Anthony Bourdain, who was 61, wrote Kitchen Confidential, the definitive book about working on the wild side in the restaurant business. He created several acclaimed TV series, using food as a device for exploring foreign cultures and making friends with people who were off the radar of the rich and powerful. He became a father at age 50 and, more recently, was dating a beautiful actress who helped get him involved in the #MeToo movement.
Then he hanged himself in France, where he was filming an episode of “Parts Unknown.” WTF?
I’m spooked because I identified with Bordain as he portrayed himself in his writings. We liked the same writers. He was an outsider by nature who, in his youth, preferred the company of those “who worked while normal people played and who played while normal people slept,” as he told NPR.

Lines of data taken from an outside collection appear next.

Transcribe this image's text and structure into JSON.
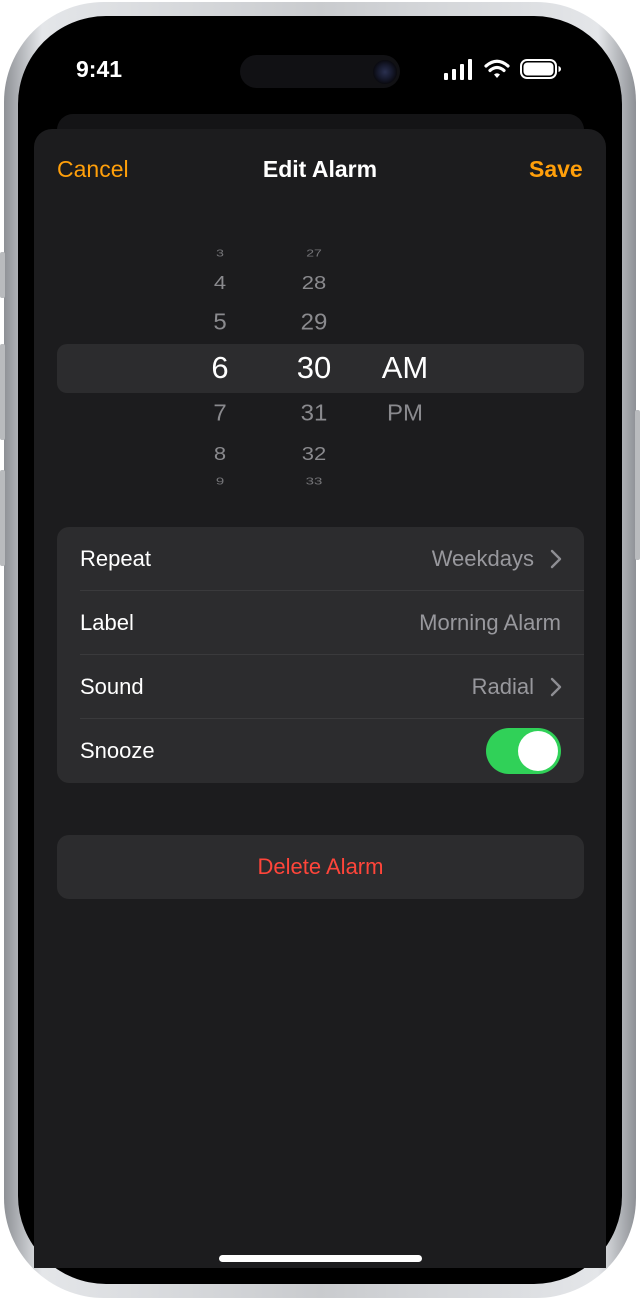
{
  "status": {
    "time": "9:41"
  },
  "nav": {
    "cancel": "Cancel",
    "title": "Edit Alarm",
    "save": "Save"
  },
  "picker": {
    "hours": [
      "3",
      "4",
      "5",
      "6",
      "7",
      "8",
      "9"
    ],
    "minutes": [
      "27",
      "28",
      "29",
      "30",
      "31",
      "32",
      "33"
    ],
    "periods": [
      "AM",
      "PM"
    ],
    "selected": {
      "hour": "6",
      "minute": "30",
      "period": "AM"
    }
  },
  "settings": {
    "repeat": {
      "label": "Repeat",
      "value": "Weekdays"
    },
    "label": {
      "label": "Label",
      "value": "Morning Alarm"
    },
    "sound": {
      "label": "Sound",
      "value": "Radial"
    },
    "snooze": {
      "label": "Snooze",
      "on": true
    }
  },
  "delete_label": "Delete Alarm",
  "colors": {
    "accent": "#ff9f0a",
    "toggle_on": "#30d158",
    "destructive": "#ff453a",
    "background": "#1c1c1e",
    "cell": "#2c2c2e"
  }
}
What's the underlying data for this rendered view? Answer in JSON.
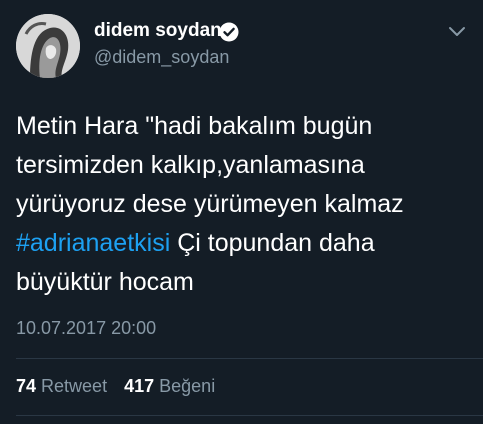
{
  "author": {
    "display_name": "didem soydan",
    "handle": "@didem_soydan",
    "verified": true
  },
  "tweet": {
    "lines": [
      "Metin Hara \"hadi bakalım bugün",
      "tersimizden kalkıp,yanlamasına",
      "yürüyoruz dese yürümeyen kalmaz"
    ],
    "hashtag": "#adrianaetkisi",
    "after_hashtag": " Çi topundan daha",
    "last_line": "büyüktür hocam"
  },
  "timestamp": "10.07.2017 20:00",
  "stats": {
    "retweet_count": "74",
    "retweet_label": "Retweet",
    "like_count": "417",
    "like_label": "Beğeni"
  },
  "colors": {
    "background": "#141d26",
    "text": "#ffffff",
    "secondary_text": "#8899a6",
    "accent": "#1da1f2",
    "divider": "#2a3744"
  },
  "icons": {
    "verified": "verified-badge-icon",
    "menu": "chevron-down-icon"
  }
}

He embraced the lifestyle of the bar/restaurant worker, a mix of order and chaos, of hard work and hedonism. He loved the work but hated restaurant owners and managers. He enjoyed being a team player so long as the other team members were outsiders, like himself.
But part of him lived at a distance from the kitchen brigades, outside of the outsiders, examining his life as “a working journeyman chef” and wondering what to make of it. This went on even after he turned to writing to explore his contradictory feelings about the role he was playing, which was also the life he was living.
“Why do I, a fairly educated sort of swine, take such unseemly pleasure in the guttural utterances of my largely uneducated, foul-mouthed crews?” he asked in Kitchen Confidential.
And why did he love the “clatter and spray of the dishwasher, the sizzle as a filet of fish hits a hot pan, the loud, yelping noise — almost a shriek — as a glowing sizzle-platter is dropped into a full pot sink…” And the after-hours part of the routine, the sex and drugs and rock ‘n’ roll part, followed by oblivion and revival and a new cycle of work and play.
Kitchen Confidential, published in 2000, is Bordain celebrating his life as an outsider. Its success opened the door to his TV success and, ironically, to his appreciation of life in the straight world.
But the book wasn’t Bordain’s way of waving goodbye to his dark side. Anyone who believes it was probably didn’t read it and is probably a fan of poorly written books with sappy endings. By all accounts, he remained as cynical as he was generous, restless rather than contented, disarmingly honest and tirelessly curious.
Was it manic curiosity that compelled Bordain to keep circling the globe for new adventures, or was he running to escape the hellhound on his trail?
Stupid question. No one really knows what motivates others, or what drives them to despair. I’m just glad he did so much good work and touched so many people before he decided to check out.